Every Last One by Anna Quindlen

It has been awhile since I did a review. It’s not that I stopped reading because I have not. It’s because my reading changed for a time. Instead of devouring them and then taking the few moments it would take to write a review I began to read books like a chain smoker. No pausing from one to the other.


People have things happen in their lives that jolt them, that somehow make them jump their tracks. That happened to us. Our long time neighbor of 20 years Phil passed away in January. Here it is six months later and I’m still off kilter. I realize that he is okay. I’m a psychic and a channel in my alter life and so am able to speak to him any time I want. So, I realize he has another life and is content and happy, but still I grieved. That grief took me away from much of what I was doing at the time. I have several blogs and several websites and lots of things to do that interest me not to mention a forty hour a week job.

I slipped into a rut that consisted of work and reading. Slowly I am taking small steps to move on. Now, I will try one other thing, a review. Why? Because I read a book that mesmerized me for a time.

In, “Every Last One” Anna Quindlen fleshes out her characters so well that you can almost finish their sentences for them you get to know them that well. Personally I think that is a very difficult thing probably because I have yet to do it myself with the passing attempts I make at writing. But, for me reading is a joy and I learn from each and every book I read (or re-read). I think I might have glimpsed some of her writer’s magic in this book.

From a writer’s standpoint I am in awe. From a reader’s standpoint I couldn’t put it down and from a person who is grieving I could feel hope.

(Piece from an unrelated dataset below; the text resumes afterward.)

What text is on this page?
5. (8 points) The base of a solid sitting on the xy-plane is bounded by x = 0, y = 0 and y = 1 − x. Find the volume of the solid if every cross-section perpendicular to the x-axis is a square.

This story shows what happens to a person who is happy with her life. Granted things might be a little different or better, but whose life is like that anyway? Perfect. No, this is about a real person’s life. The mother, the wife, the friend and how she is to each of those people who spin out from her center. But, there at the center of her universe it is safe. Each day flows one into the next. People change and there are regrets. But, really, it is just one day after another, one season after another and one year after another.

Until something so horrifying happens that cannot ever have been foretold. And, the last part of the story is how Mary Beth Latham learns that there can be life after a devastating moment.

I’m recommending it to any who would like to read it.

1 comment:

JamieDedes said...

Nice blog. Hadn't seen it before. Quindlen is an excellent writer. But, what made me smile most in discovering your site is "the dearest thing I love to do is read books." It is indeed the "dearest thing."